Continuous exposure of the lungs to elevated PaO2, either at normobaric or hyperbaric pressure, leads to toxic effects of O2. Pulmonary O2 toxicity can be avoided if O2 is provided at the proper dose [5,22]. When FiO2 is continuously high in normobaric environments, the lungs are at risk of O2 toxicity: (a) high FiO2 levels promote the formation of absorption atelectasis in the absence of nitrogen; (b) high FiO2 levels also induce ROS-mediated damage; and (c) another side effect of hyperoxemia is the rise in PaCO2 [22]. In the hyperbaric chamber, we can obtain higher PO2 by increasing ambient pressure with lower FiO2 to avoid absorption atelectasis. In rats, HBO exposure caused significant oxidative stress in the first 24 h. However, these effects were resolved at the end of the tenth day of HBO treatment [23]. There are two pathways for the development of CO2 intoxication. PCO2 is increased in inspired breathing gas or expiration of produced CO2 is insufficient [17]. Increased PCO2 in inspired gas may occur when gas exchange occurs in the hyperbaric chamber. To prevent raised PCO2 levels, hyperbaric chambers must be flushed continuously with breathing gas. Increased breathing resistance in the hyperbaric chamber may decrease the expiration of produced CO2. Maintaining stable pulmonary ventilation and monitoring PaCO2 by blood gas, PETCO2, and PTCCO2 must be established during HBO therapy [11,17,21].
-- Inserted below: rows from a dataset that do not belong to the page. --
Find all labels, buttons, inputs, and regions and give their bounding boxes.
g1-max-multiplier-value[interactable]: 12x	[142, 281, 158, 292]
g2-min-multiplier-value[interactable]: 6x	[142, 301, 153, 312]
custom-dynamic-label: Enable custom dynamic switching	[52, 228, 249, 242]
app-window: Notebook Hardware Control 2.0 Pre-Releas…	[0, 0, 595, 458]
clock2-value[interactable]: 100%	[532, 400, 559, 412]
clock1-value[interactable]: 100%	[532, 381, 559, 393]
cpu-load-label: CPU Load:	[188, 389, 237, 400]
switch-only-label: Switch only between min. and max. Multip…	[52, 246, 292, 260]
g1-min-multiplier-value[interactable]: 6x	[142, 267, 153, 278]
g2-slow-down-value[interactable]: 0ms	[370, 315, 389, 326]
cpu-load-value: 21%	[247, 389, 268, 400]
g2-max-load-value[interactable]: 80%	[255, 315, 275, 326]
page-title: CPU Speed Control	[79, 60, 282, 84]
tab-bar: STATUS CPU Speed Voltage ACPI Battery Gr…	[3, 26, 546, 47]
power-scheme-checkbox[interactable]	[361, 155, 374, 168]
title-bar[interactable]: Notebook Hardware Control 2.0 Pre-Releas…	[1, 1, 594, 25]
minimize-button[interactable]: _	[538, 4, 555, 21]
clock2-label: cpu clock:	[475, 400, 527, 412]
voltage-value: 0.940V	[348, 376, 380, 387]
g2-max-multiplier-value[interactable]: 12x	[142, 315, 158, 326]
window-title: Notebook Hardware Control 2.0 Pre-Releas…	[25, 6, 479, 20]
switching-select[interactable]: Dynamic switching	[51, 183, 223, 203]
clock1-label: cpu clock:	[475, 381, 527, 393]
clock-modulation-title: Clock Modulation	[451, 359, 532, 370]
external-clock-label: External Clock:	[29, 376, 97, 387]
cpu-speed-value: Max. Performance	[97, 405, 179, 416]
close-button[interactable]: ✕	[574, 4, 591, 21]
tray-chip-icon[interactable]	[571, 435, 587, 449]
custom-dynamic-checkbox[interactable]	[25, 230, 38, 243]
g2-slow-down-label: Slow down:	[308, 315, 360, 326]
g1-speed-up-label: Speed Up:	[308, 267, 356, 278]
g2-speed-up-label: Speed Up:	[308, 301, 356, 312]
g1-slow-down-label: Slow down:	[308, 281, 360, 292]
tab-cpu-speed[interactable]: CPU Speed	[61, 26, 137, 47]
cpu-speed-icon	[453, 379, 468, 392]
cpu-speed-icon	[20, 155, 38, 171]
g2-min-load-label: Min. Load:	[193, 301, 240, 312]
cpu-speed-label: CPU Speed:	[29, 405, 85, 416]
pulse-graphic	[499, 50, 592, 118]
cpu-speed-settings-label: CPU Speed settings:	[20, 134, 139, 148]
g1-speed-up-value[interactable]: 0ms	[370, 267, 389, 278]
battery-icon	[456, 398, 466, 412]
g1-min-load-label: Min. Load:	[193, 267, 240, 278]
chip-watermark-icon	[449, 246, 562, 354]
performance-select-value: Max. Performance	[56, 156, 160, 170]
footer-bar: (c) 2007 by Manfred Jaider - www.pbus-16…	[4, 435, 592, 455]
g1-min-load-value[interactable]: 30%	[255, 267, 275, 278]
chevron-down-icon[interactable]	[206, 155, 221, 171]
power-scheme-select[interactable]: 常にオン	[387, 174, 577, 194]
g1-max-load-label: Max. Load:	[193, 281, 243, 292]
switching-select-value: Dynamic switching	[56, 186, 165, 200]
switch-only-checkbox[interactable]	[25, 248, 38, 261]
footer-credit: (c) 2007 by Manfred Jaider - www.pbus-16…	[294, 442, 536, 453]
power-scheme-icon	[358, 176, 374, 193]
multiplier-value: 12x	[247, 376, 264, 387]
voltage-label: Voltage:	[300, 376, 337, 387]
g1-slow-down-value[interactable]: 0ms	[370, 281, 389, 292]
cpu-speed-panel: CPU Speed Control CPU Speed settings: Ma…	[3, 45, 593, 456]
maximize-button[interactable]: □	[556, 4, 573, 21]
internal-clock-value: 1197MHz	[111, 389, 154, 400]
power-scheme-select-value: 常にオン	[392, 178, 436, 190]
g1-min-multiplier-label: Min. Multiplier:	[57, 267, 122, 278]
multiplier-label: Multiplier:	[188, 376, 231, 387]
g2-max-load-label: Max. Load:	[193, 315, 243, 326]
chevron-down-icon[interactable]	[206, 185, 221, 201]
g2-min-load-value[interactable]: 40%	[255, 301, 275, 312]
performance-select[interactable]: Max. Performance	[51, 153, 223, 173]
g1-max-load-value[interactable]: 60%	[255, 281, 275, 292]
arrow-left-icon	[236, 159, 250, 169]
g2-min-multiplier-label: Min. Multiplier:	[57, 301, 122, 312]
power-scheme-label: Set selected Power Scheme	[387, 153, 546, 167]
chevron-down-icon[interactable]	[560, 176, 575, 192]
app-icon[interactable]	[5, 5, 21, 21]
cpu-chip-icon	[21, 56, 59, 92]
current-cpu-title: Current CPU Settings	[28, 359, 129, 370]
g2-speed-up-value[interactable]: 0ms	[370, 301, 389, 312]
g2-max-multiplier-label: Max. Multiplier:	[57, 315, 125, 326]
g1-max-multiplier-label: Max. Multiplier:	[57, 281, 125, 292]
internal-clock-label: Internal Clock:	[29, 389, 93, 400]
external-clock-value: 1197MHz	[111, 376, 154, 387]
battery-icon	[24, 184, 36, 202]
Work of breathing in hyperbaric environments is also a concern. Combined with the breathing equipment itself, the work of breathing will be increased compared to breathing the same gas in a normobaric environment [6]. For patients on mechanical ventilation, the endotracheal tube diameter is critical with regard to its effect on airway pressure and work of breathing [18]. During HBO therapy, we must consider that a high breath gas density induces high airway resistance, which cannot be avoided in hyperbaric chambers. In addition to sputum aspiration and exchange for large endotracheal intubation, we can decrease airway resistance by prolonging the inspiratory time appropriately and using a helium oxygen mixture to decrease the gas density. Additionally, we can reduce the high airway resistance and breathing work by downregulating ambient pressure or upregulating the support pressure of the ventilator.